Paul and I were on the river next to the Newport Campground by 9:30, and continued upstream until a mile or so short of where the river goes underground into the aquifer at a place called The Rise. The round trip was 10.4 miles. We never saw anyone else on the river until on our return, and best of all, the only trash I saw was one plastic water bottle. It’s probably the cleanest, prettiest and most natural river I’ve come across yet. The health of the river was evidenced by thick beds of various grasses, clean sandy bottom, and a lot of fish of all sizes. As a point of reference for those not familiar with it, Newport and Wakulla are due south of Tallahassee, Florida.
Paul in his new angler's edition of the Old Town Pack
Paul’s wife, Margaret, arrived about 2pm, and they introduced us to several local sights, including Wakulla Beach and the town of St. Mark’s. We later had an early dinner at the Riverside Café in St.
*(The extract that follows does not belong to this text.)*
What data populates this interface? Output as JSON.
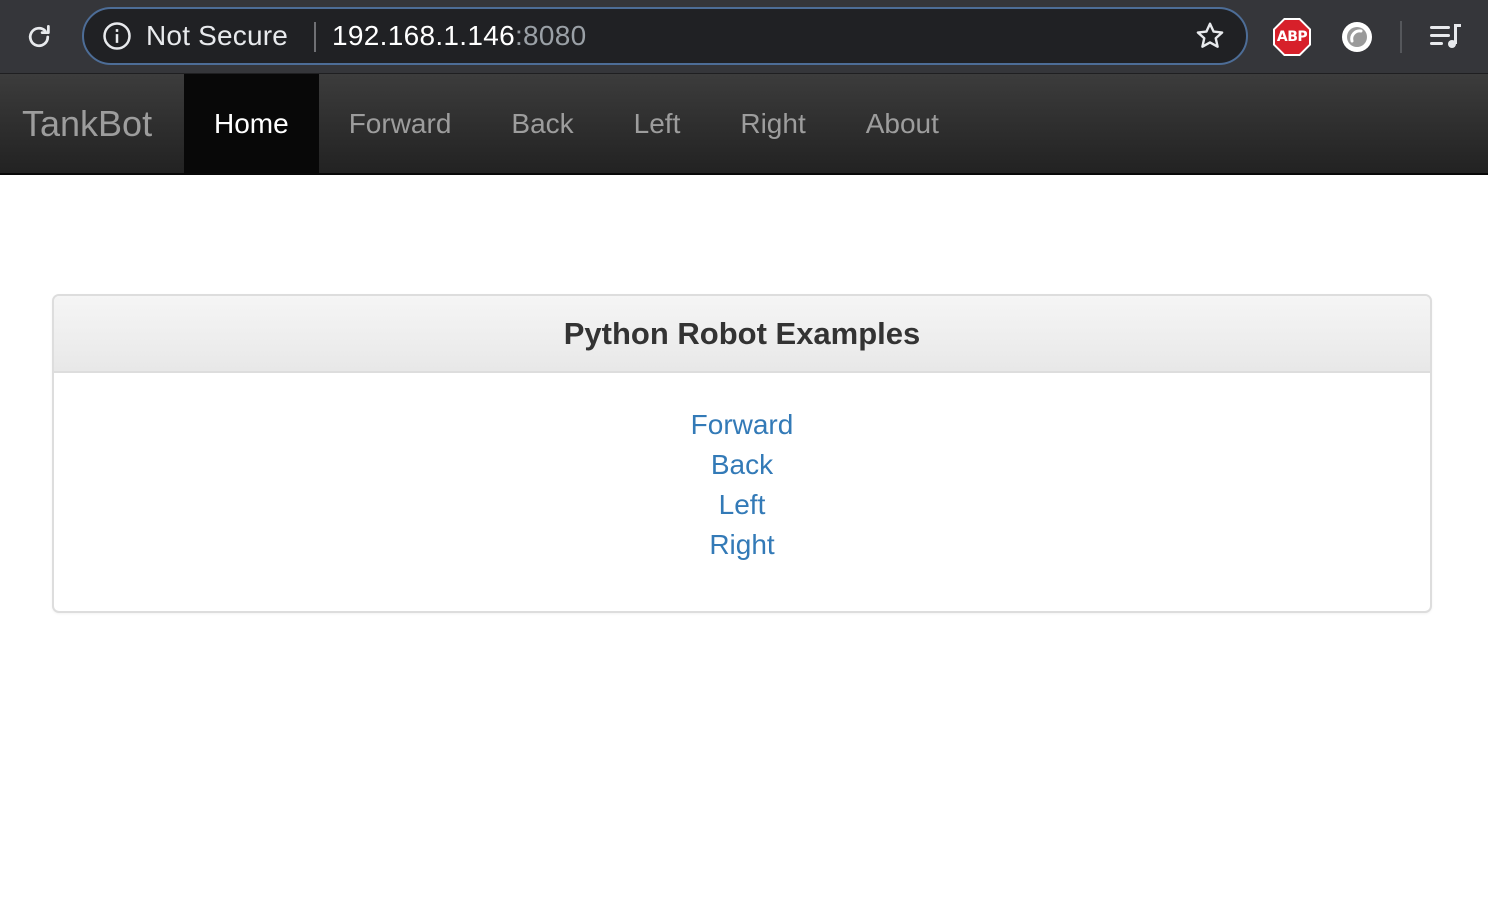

Mark’s.
Paul and Margaret at the Riverside Cafe, St. Mark's
The evidence of hurricanes along the coast is endless. At Wakulla Beach we saw what was called the Third Wakulla Hotel, where the hurricane of September, 1928, left nothing but a foundation and several concrete columns. Besides historical storms, the Gulf Coast also feels the effects of the gas prices, general economy, and the oil spill as exhibited by mostly empty campgrounds, closed businesses, and the absence of the crowds you’d expect this time of year.
Nothing left of the hotel but foundation and pieces of fluted columns.